Чай был сладким и душистым. Яства, лежавшие на столе, изумительно вкусны. Кресло до неприличия удобно… Короче: Родович и не заметил, как допил третью чашечку предложенного ему напитка.
— Надумал я тут: войско малое да умелое учредить, но прежде чем о нём сказывать да рядить, расскажи мне, как ты до дела такого додумался — чарожника стрелами калёными попотчевать? — вновь поинтересовался воевода, наливая десятнику четвертую чашечку и пододвигая к нему поближе тарелочку с медовой халвой.
— Дак, и чё тут думать — то было? Куда деваться, коли назначение у нас одно — врага лихого бить?!

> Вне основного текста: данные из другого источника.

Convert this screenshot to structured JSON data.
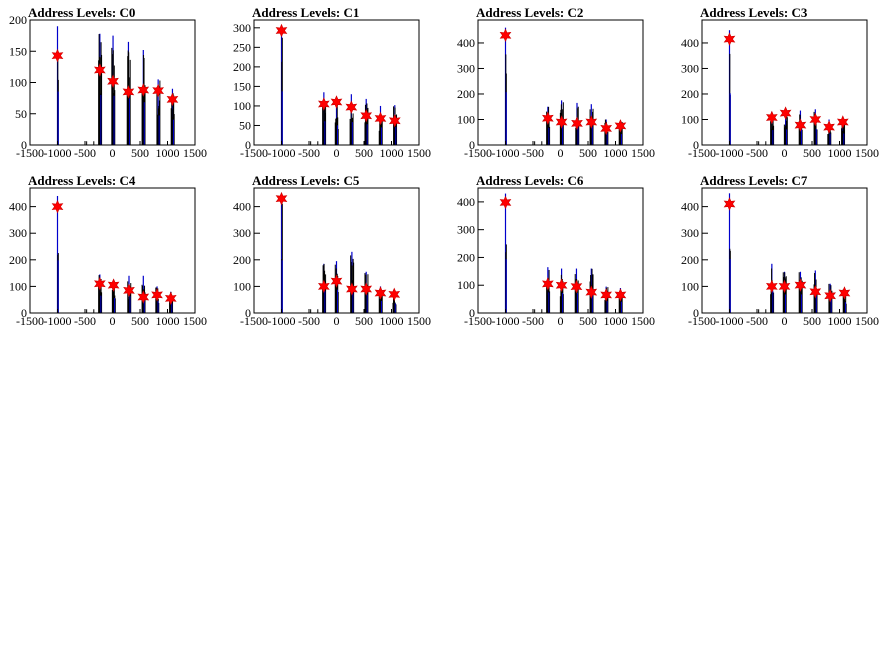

— И то верно, — согласился воевода, при этом в его взоре появились лукавые искорки. — Но всё одно интересно, как это придумалось — то к врагу в его самоуверенности великой малым числом пробраться да стрелой калёной в голову супостату ударить?
— Так ить известно как: ежели к утке дикой крадёшься, то одному завсегда сподручнее, чем всем селом болота окучивать. Кагалом — то сколь не таись, всё одно хто ни хто, а своронит, спугнёт уточку. Веточка треснет там, али водица громче громкого хлипнет, вот и вспорхнёт пернатая поперёд силков, на неё брошенных. Ворог — он, конечно, не уточка, не зверь дикий, но всё одно, где нигде, а малой дружбой* (в смысле малой группой) сподручнее его бить бывает. — И тут же, взглянув на заинтересованное лицо воеводы, принялся пояснять: — Ну, это где прознать что, али проскользнуть куда незаметненько, особливо если враг — то чем другим отвлечён-занят. Как чарожники над башнями поднялись да магией своей магичить стали, так я и подумал: за силой своей несоразмерной малого, глядишь, и не углядят, а коль и углядят, так на другое малое взгляд уведём. Вот я и послал Михася и ещё одного оболтуса (стрелки они у нас отменные!) на башню вражескую, на смерть верную. Но и не послать не мог, была ведь надежда малая, на вражескую беспечность помноженная. Так ведь, Ваше Превосходительство, и выгорело. Выгорело ведь?
— Выгорело, выгорело! — всё шире и шире улыбаясь, подтвердил воевода.
— Вот и я о том же. А што в голову целили, так это завсегда известно было: самое близкое до смерти место в голове человеческой и звериной скрывается. В сердце — то иной раз стрела попадёт, а человек вона ещё сколько меч в руке держит. Вот и повелел я чарожника в голову бить.
— А скажи мне, Евстигней Родович, а смогём ли мы ещё раз — другой твоим способом воина чёрного сразить? — Кожемяка перестал прихлёбывать горячий чай и пристально всмотрелся в глаза собеседника.
— Не могу знать, не ведаю, но думается, враг теперь вчетверо осторожнее станет, чарожников стражей окружит, да глядишь, ещё и заклятие какое охранное наложит. Нет, не подойти к ним теперь, воевода-батюшка. Ни за что не подойти!